California State Assemblyman Reginald Byron Jones-Sawyer, the sponsor of the state’s AB 2799, agreed that there’s been real “urgency” among music industry professionals, saying that prosecutors’ use of lyrics raises serious First Amendment concerns.
“The best thing we can do is have a serious conversation about creative expression, and really about the social fabric of what’s going on right now,” Jones-Sawyer said. “AB 2799 will give judges needed guidance for evaluating whether creative expression is admissible during a criminal trial and provides a framework which will ensure creative expression will not be used to trigger or reinforce stereotypes or activate racial bias.”
Behind the scenes, though, LaPolt has also put together a working group to document similar cases of people convicted due to the lyrics of their songs. Should these bills become law, she and her colleagues should be able to mobilize the courts to overturn some of those convictions.
In the meantime, Young Thug and Gunna remain in jail awaiting trial. Liles, who testified on their behalf in June, said they were holding up well despite the very real toll of their detainment, emotionally and financially. “Both of them are now away from their families and unable to generate revenue,” Liles said. “You can never normalize being in a cell or getting away from your family’s life.”

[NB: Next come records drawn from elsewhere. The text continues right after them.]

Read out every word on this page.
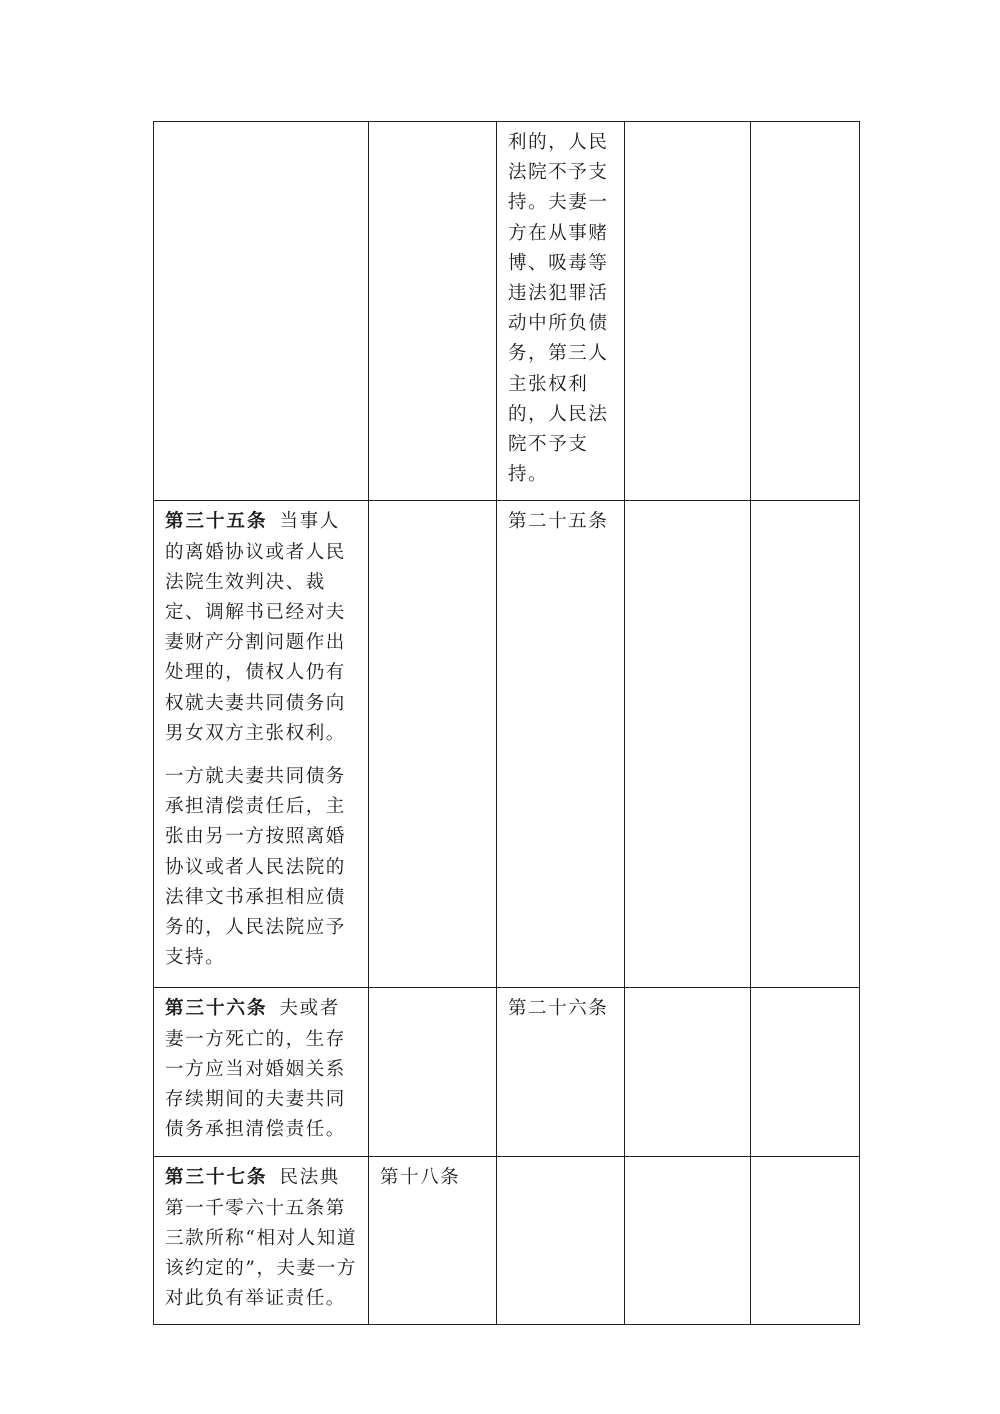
		利的，人民法院不予支持。夫妻一方在从事赌博、吸毒等违法犯罪活动中所负债务，第三人主张权利的，人民法院不予支持。		

第三十五条 当事人的离婚协议或者人民法院生效判决、裁定、调解书已经对夫妻财产分割问题作出处理的，债权人仍有权就夫妻共同债务向男女双方主张权利。

一方就夫妻共同债务承担清偿责任后，主张由另一方按照离婚协议或者人民法院的法律文书承担相应债务的，人民法院应予支持。		第二十五条		

第三十六条 夫或者妻一方死亡的，生存一方应当对婚姻关系存续期间的夫妻共同债务承担清偿责任。		第二十六条		

第三十七条 民法典第一千零六十五条第三款所称“相对人知道该约定的”，夫妻一方对此负有举证责任。	第十八条			
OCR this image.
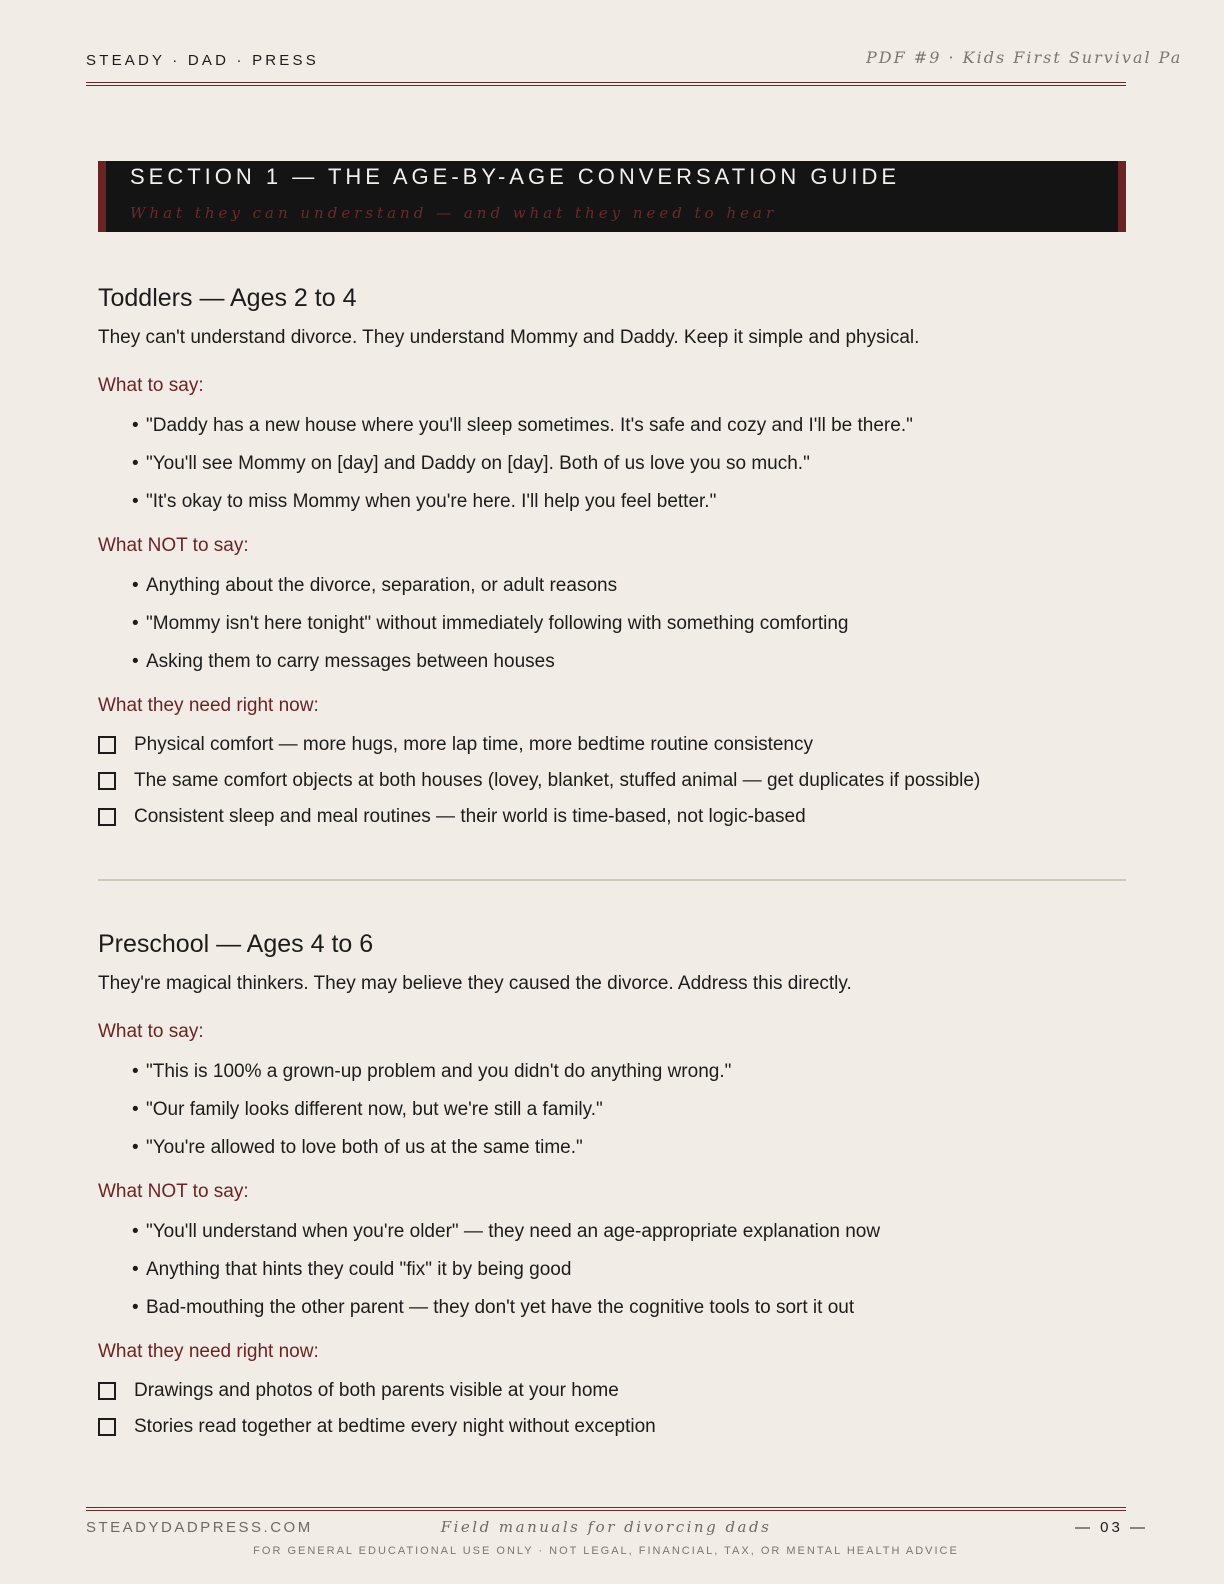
STEADY · DAD · PRESS	PDF #9 · Kids First Survival Pa
SECTION 1 — THE AGE-BY-AGE CONVERSATION GUIDE
What they can understand — and what they need to hear
Toddlers — Ages 2 to 4

They can't understand divorce. They understand Mommy and Daddy. Keep it simple and physical.

What to say:

• "Daddy has a new house where you'll sleep sometimes. It's safe and cozy and I'll be there."
• "You'll see Mommy on [day] and Daddy on [day]. Both of us love you so much."
• "It's okay to miss Mommy when you're here. I'll help you feel better."

What NOT to say:

• Anything about the divorce, separation, or adult reasons
• "Mommy isn't here tonight" without immediately following with something comforting
• Asking them to carry messages between houses

What they need right now:

Physical comfort — more hugs, more lap time, more bedtime routine consistency
The same comfort objects at both houses (lovey, blanket, stuffed animal — get duplicates if possible)
Consistent sleep and meal routines — their world is time-based, not logic-based
Preschool — Ages 4 to 6

They're magical thinkers. They may believe they caused the divorce. Address this directly.

What to say:

• "This is 100% a grown-up problem and you didn't do anything wrong."
• "Our family looks different now, but we're still a family."
• "You're allowed to love both of us at the same time."

What NOT to say:

• "You'll understand when you're older" — they need an age-appropriate explanation now
• Anything that hints they could "fix" it by being good
• Bad-mouthing the other parent — they don't yet have the cognitive tools to sort it out

What they need right now:

Drawings and photos of both parents visible at your home
Stories read together at bedtime every night without exception
STEADYDADPRESS.COM	Field manuals for divorcing dads	— 03 —
FOR GENERAL EDUCATIONAL USE ONLY · NOT LEGAL, FINANCIAL, TAX, OR MENTAL HEALTH ADVICE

In his emotional testimony, Liles defended Williams’ character but also wondered why he had to testify to defend the good that hip-hop and Williams in particular have done in the world, saying that when he founded the YSL label with Williams, they said, “We’re going to change some lives, and that’s what he’s done.”
Even so, prosecutors haven’t backed down on their case against Young Thug, who has been accused of multiple felonies — including possession of drugs and illegal firearms, and of renting a vehicle used in a drive-by shooting that killed an alleged rival gang member. In a hearing last week, the lead prosecutor called the rapper “a dangerous person… YSL is a dangerous gang, and this is the man who leads that gang, and he’s dangerous.”
But Liles feels Young Thug’s case fits into of a long pattern of injustice in the U.S.
“We live in America. I don’t think that this is a short fight,” he said. “We need to look at ourselves in the mirror as a country and ask ourselves why does this keep happening in the criminal justice system… I will stand at the mountaintop and believe exactly what Martin Luther King Jr. said: ‘We have to allow the arc of justice to bend in the right way.’ And right now, it is not bending in the right way.”